At analysis time, for example for report generation, the *.exec file is used to get information about probe execution status. But as probes are stored in a plain boolean array there is no information like corresponding methods or lines. To retrieve this information we need the original class files and perform the exact same control flow analysis than at instrumentation time. Because this is a deterministic process we get the same probe positions. With this information we can now interfere the execution status of every single instruction and branch of a method. Using the debug information embedded in the class files we can also calculate line coverage.

If we would use just slightly different classes at analysis time than at runtime — e.g. different method ordering or additional branches — we would end-up with different probes. For example the probe at index i would be in method a() and not in method b(). Obviously this will create random coverage results.

Why do I get an error when I try to analyze multiple versions of the same class with a group?

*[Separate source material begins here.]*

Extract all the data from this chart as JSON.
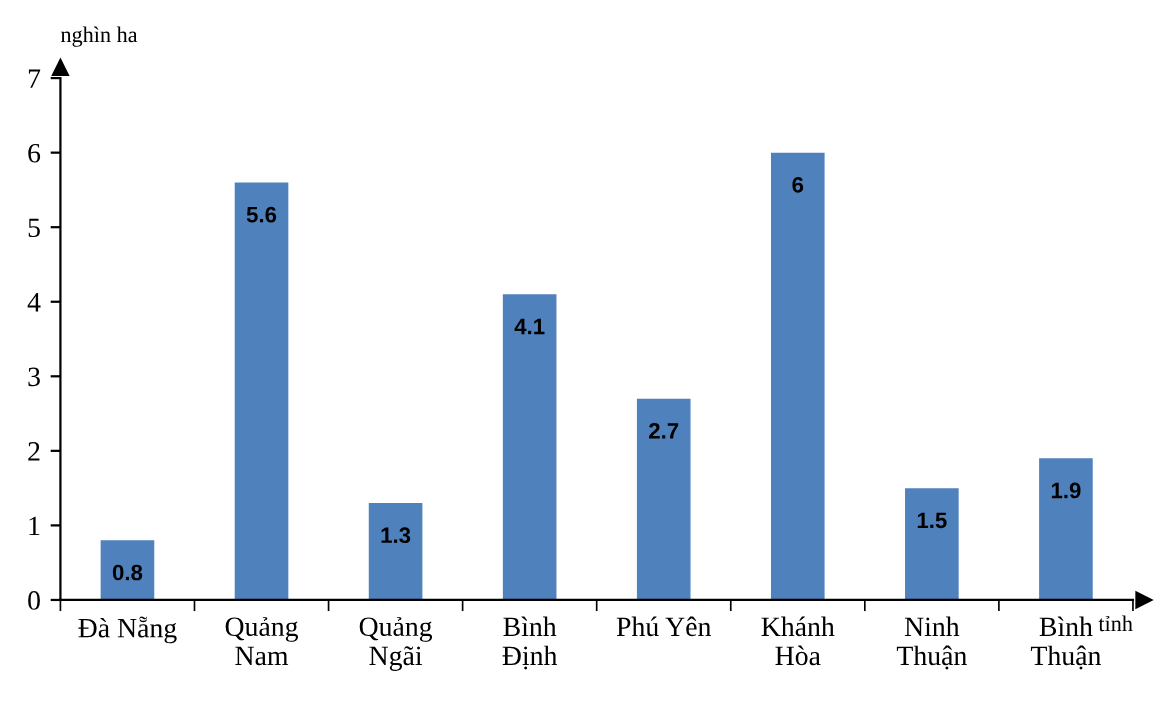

JaCoCo always analyzes a set of class as a group. The group is used to aggregate data for source files and packages (both can contain multiple classes). Within the reporting API classes are identified by their fully qualified name (e.g. to create stable file names in the HTML reports). Therefore it is not possible to include two different classes with the same name within a group. Anyhow it is possible to analyze different versions of class files in separate groups, for example the Ant report task can be configured with multiple groups.